While increasing your dose of CBD can be helpful in treating your symptoms, don’t rule out temporarily restoring your pharmaceutical dose before trying tapering again, this time at a lower increment. Tapering safely may not be a perfectly linear process, and that’s okay! Try using CBD to help ease your withdrawal symptoms, but don’t get discouraged if it doesn’t work for you or your withdrawals are too severe and you have to temporarily restore your dose. It doesn’t make you weak or less determined to discontinue these medications, and eventually you will succeed. Listen to your body and treat yourself with kindness during this time, and the rest will come. We’ve written a comprehensive CBD eBook designed to make this process even easier for you!
A Note on Drug Testing
Much of the data we have about CBD is anecdotal, and its potential impact on drug testing is no exception. There are very few peer-reviewed studies on the subject, and the ones available paint a rather murky picture: avoiding full-spectrum products containing traces of THC can reduce your risk of a false positive, but that may not eliminate the risk entirely. A single study (as yet unconfirmed) suggests that even isolate-based products may not be completely risk-free under certain circumstances.
If you are concerned about passing a drug test, you’ll need to consider this potential risk when deciding whether CBD is right for you.
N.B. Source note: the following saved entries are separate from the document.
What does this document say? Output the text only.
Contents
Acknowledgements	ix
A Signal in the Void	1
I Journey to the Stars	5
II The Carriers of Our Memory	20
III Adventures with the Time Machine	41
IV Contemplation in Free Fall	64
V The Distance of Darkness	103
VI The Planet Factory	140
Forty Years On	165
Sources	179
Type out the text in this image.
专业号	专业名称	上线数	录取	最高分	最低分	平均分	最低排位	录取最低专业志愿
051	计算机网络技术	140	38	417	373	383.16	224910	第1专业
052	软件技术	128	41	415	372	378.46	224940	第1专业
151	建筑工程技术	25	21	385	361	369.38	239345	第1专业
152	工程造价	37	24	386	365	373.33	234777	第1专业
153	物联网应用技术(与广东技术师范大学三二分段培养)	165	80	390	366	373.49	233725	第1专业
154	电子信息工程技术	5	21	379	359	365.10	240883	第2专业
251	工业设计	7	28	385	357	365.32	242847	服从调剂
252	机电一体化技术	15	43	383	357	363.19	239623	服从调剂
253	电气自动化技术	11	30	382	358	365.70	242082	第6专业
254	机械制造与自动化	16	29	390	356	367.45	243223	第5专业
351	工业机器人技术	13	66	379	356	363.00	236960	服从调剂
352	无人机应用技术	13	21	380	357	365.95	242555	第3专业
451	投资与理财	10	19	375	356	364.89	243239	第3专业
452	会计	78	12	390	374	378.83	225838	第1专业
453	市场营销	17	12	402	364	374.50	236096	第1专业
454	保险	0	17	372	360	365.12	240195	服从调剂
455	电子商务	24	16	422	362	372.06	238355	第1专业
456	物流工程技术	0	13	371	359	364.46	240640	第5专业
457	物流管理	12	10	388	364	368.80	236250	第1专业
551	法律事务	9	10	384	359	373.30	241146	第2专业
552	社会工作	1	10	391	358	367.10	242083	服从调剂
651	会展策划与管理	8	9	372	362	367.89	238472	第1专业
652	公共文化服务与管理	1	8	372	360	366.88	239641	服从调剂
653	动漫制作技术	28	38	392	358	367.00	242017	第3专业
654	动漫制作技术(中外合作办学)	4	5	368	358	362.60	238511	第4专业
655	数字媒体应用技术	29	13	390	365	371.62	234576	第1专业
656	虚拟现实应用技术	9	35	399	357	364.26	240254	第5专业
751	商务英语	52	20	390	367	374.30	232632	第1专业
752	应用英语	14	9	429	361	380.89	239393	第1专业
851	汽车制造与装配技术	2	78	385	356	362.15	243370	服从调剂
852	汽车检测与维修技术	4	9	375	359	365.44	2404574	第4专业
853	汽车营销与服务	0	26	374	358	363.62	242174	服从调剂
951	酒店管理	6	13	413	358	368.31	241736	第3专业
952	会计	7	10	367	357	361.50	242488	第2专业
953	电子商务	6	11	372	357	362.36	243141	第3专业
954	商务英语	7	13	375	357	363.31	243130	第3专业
To learn more about the science of CBD and drug testing, check out our article for a more thorough discussion of how to minimize your risk of a false positive.
CBD can treat withdrawal symptoms at a variety of levels by acting on multiple different cannabinoid receptors, alleviating not just the physical symptoms of withdrawal but also soothing the circuits underlying addiction. Since it carries no potential for abuse, addiction, or overdose and can be applied to a vast array of medical conditions, CBD is a viable and attractive option for many patients looking to abandon the pharmaceutical carousel.